1. A is for “All-Nighter”
Get your coffee with an extra shot of espresso, because it’s not like you would ever actually start that research project before the day it is due.
2. B is for “BFFs”
You need someone to help you take part in all these shenanigans, right?
3. C is for “Classes”
Otherwise known as the time in your day when you aren’t drinking. But seriously, enjoy them. After this, learning new things won’t be so easy.
4. D is for “Dive Bar”
Like the great watering holes of Africa where wild animals gather to drink, seniors flock to their chosen dive bar. A sad but true fact: After this year, you’re never going to know so many people at any one drinking establishment.
5. E is for “Essays and Exams”
Yes, every single word you seem to write during a paper tears away a little bit of your soul. Yes, exams wreak havoc on campus twice a year like an academic version of the Bubonic Plague. But rejoice, because this is probably the last time you will ever have to put yourself through the torture of either ever again.
6. F is for “Free Stuff”
SWAG. College ain’t cheap, so you may as well go all-out when it comes to getting bang for your buck. Student performances, concerts, and even counseling sessions are usually free or greatly discounted. Take advantage of it while you still can.
7. G is for “Graduation”
Doomsday. Armageddon. The End of the World As You Know It. Just kidding. You’re handed a $200,000 piece of paper and shoved out into the real world. Keep drinking!
8. H is for “Hangover”
If you’re doing senior year right, hangovers are like the three ghosts in “The Christmas Carol” — they’re your past, present, and future.
9. I is for “Independence”
Yes, you’ll be independent after graduation, but in a sort of “live on your own and have to pay bills” sort of way. Senior year is the fun type of independent where you can stay out all night and go to class the next day hungover with minimal consequences.
10. J is for “Job Search”
Because you need to earn money so you can eat after graduation.
11. K is for “Kid”
This is the absolute last time you will be considered a kid. After graduation, you’re a card-carrying adult.
12. L is for “Loans”
As in student loans. As in, lots of dollar dollar bills y’all that you’ll need to factor into your post-graduation budget.
13. M is for “Major”
Senior year is where you get to reap the benefits of your major. Instead of suffering through an entry-level biology class with 400 other freshmen, you finally get to take the baller upper level classes.
14. N is for “Natty”
And Keystone, Hamm’s, and every other cheap beer in the land. Because you haven’t upgraded to the classy stuff … yet.

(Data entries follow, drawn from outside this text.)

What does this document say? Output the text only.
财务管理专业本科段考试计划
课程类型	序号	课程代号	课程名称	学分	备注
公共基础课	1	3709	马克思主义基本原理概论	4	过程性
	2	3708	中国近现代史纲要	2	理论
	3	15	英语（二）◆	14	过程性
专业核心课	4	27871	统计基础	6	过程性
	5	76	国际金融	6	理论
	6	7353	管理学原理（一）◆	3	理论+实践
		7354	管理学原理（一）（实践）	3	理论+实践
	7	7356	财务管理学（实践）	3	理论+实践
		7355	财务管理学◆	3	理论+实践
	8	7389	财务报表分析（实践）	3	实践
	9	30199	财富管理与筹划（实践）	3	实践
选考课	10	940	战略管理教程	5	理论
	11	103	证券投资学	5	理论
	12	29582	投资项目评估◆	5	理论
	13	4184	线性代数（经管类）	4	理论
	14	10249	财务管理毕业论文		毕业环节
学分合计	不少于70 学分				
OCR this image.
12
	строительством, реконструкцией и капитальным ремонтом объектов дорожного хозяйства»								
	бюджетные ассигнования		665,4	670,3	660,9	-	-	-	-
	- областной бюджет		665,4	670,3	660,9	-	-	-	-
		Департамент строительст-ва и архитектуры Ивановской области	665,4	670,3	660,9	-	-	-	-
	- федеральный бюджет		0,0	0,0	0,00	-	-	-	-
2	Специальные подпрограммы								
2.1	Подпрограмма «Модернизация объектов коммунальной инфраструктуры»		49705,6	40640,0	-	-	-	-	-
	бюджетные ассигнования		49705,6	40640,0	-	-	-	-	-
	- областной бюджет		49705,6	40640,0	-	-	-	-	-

15. O is for “Opportunities”
From talking to professors who are experts in their respective fields to extracurricular activities, there will never be so many available to you.
16. P is for “Procrastinating”
By senior year, you will have perfected putting off shit until the last possible moment.
17. Q is for “Questions”
“Should I be drinking on a Monday?” and “What is the lowest possible GPA I can carry to graduate?” and “What the hell am I going to do with my life?” are just a few of the troubling questions you will ask yourself senior year.
18. R is for “Resume”
Your entire life is riding on one sheet of paper embellishing every minor accomplishment in your life.
19. S is for “Senioritis”
Symptons of Senioritis include not giving a shit about classes, excessive drinking and general debauchery, and little to no sleep.
20. T is for “Thesis”
The T. Rex of research papers and the one you absolutely CANNOT start the night before it is due.
21. U is for “U do U”
As in, you’re at the top of the social totem pole and you don’t have to give a rat’s ass about what anyone else thinks about you.
22. V is for “Vodka”
What water is to average human beings, vodka is to college seniors.
23. W is for “Washed Up”
The constant drinking, partying, hooking up, and trying to get through the year is going to take a toll on your body. Yeah, you’re going to feel a little rough around the edges. But it’s a good look for you!
24. X is for “XOXO”
As in “bumping uglies,” “the birds and the bees,” “doing the nasty.” You’ve got one more year of being surrounded by young, attractive, educated people. Let your freak flag fly!
25. Y is for “YOLO”
Yeah, everyone only lives once, not just college seniors. But this year is the YOLOest year of your life, so act accordingly (just don’t die).